Creative Commons License

Bilge Y. C., Yucel M. K., CİNBİŞ R. G., İKİZLER CİNBİŞ N., DUYGULU ŞAHİN P.

IEEE Winter Conference on Applications of Computer Vision (WACV), ELECTR NETWORK, 5 - 09 January 2021, pp.3357-3368 identifier identifier

  • Publication Type: Conference Paper / Full Text
  • Doi Number: 10.1109/wacv48630.2021.00340
  • Country: ELECTR NETWORK
  • Page Numbers: pp.3357-3368
  • Hacettepe University Affiliated: Yes

Abstract

In many real-world problems, there is typically a large discrepancy between the characteristics of data used in training versus deployment. A prime example is the analysis of aggression videos: in a criminal incidence, typically suspects need to be identified based on their clean portrait-like photos, instead of their prior video recordings.
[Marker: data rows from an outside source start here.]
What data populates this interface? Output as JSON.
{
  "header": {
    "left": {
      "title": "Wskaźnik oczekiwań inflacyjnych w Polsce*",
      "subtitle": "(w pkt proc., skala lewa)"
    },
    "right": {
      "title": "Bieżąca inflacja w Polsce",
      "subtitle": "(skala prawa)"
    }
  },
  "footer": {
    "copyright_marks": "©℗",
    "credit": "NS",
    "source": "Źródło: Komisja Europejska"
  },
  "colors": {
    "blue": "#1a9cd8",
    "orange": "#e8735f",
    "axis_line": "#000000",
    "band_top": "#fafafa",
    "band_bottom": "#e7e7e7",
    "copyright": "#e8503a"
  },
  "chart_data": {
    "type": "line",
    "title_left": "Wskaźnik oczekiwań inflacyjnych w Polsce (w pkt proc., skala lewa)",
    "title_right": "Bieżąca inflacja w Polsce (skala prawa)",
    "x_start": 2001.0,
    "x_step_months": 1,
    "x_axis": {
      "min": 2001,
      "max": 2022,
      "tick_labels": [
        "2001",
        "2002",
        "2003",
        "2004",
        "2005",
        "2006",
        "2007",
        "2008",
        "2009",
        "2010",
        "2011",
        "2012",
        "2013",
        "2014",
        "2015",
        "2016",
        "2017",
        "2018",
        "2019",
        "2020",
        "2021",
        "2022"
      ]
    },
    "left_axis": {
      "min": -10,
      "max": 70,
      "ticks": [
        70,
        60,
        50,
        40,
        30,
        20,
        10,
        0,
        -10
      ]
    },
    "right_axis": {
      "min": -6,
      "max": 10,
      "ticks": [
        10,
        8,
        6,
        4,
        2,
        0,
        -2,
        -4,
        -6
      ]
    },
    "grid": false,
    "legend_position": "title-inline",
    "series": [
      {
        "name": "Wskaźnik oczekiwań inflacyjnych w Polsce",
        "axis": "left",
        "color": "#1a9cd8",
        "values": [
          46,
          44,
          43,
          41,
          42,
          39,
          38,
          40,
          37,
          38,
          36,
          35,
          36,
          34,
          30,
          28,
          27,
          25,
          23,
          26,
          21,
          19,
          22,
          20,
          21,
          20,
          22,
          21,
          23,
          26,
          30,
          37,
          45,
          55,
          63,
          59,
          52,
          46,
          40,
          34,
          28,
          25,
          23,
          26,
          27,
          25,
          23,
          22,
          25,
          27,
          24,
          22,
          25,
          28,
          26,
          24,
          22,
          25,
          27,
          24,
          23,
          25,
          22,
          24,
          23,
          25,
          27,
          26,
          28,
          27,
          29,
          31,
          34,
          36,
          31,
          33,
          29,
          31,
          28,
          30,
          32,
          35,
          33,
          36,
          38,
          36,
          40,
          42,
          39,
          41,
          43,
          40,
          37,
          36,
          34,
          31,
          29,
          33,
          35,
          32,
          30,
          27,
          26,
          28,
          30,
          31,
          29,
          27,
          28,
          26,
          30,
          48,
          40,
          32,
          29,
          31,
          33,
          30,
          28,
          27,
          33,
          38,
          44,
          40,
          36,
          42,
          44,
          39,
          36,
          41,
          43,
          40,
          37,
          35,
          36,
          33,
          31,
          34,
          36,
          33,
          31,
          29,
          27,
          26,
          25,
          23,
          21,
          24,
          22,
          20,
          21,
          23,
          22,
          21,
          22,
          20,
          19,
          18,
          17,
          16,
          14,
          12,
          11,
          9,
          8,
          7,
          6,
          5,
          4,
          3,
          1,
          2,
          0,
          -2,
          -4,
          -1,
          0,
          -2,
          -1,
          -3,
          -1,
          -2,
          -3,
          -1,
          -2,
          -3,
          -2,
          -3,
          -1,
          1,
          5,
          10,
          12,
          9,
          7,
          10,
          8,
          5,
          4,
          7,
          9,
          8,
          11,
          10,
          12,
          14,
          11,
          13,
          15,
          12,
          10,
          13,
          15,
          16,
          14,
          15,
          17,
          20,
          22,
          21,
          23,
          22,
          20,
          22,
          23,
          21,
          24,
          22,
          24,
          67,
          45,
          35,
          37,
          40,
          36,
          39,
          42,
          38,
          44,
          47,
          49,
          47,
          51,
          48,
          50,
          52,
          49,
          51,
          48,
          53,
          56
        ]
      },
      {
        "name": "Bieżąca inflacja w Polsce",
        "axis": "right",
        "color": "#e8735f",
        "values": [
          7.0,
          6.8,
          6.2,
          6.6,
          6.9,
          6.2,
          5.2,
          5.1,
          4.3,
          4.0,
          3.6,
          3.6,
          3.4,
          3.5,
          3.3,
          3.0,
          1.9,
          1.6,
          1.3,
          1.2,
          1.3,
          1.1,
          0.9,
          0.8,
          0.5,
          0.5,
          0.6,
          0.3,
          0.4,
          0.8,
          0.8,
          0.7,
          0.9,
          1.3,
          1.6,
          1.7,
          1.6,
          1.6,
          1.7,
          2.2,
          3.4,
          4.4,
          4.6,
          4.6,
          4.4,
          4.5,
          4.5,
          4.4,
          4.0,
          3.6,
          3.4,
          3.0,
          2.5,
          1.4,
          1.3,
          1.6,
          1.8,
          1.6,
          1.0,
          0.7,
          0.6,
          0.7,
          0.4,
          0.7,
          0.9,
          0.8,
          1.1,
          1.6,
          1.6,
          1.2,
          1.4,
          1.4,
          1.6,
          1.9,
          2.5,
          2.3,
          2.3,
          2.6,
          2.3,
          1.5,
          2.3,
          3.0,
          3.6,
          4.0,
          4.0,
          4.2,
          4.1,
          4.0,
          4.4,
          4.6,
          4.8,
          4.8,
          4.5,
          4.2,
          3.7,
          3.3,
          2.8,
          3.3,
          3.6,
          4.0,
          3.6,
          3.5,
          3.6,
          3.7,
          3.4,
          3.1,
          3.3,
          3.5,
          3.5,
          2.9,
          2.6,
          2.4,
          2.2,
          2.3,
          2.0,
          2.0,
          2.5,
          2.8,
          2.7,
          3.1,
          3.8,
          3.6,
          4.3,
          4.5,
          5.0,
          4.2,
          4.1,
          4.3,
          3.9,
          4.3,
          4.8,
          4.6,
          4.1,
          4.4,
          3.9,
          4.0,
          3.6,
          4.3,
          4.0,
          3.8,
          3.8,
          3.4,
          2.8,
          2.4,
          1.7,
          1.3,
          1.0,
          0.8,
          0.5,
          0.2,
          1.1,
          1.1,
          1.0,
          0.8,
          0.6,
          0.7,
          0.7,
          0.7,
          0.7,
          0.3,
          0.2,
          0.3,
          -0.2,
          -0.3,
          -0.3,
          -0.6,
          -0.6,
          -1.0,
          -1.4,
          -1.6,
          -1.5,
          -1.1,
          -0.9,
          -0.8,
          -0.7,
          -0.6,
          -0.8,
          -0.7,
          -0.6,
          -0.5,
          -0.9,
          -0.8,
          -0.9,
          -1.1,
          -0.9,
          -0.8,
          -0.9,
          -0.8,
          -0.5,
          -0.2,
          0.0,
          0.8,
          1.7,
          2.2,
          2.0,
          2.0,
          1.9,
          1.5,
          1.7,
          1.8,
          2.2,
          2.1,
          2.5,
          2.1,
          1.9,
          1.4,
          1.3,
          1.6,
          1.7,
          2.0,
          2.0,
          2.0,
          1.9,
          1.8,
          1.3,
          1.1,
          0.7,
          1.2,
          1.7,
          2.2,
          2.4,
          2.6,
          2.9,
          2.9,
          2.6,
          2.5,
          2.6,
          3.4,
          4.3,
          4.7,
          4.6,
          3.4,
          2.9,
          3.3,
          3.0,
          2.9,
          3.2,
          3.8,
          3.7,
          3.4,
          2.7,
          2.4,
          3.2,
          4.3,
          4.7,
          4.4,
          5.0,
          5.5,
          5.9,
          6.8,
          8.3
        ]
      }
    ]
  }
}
This results in three major challenges; large domain discrepancy between violence videos and ID-photos, the lack of video examples for most individuals and limited training data availability. To mimic such scenarios, we formulate a realistic domain-transfer problem, where the goal is to transfer the recognition model trained on clean posed images to the target domain of violent videos, where training videos are available only for a subset of subjects. To this end, we introduce the "WildestFaces" dataset, tailored to study cross-domain recognition under a variety of adverse conditions. We divide the task of transferring a recognition model from the domain of clean images to the violent videos into two sub-problems and tackle them using (i) stacked affine-transforms for classifier-transfer, (ii) attention-driven pooling for temporal-adaptation. We additionally formulate a self-attention based model for domain-transfer. We establish a rigorous evaluation protocol for this "clean-to-violent" recognition task, and present a detailed analysis of the proposed dataset and the methods. Our experiments highlight the unique challenges introduced by the WildestFaces dataset and the advantages of the proposed approach.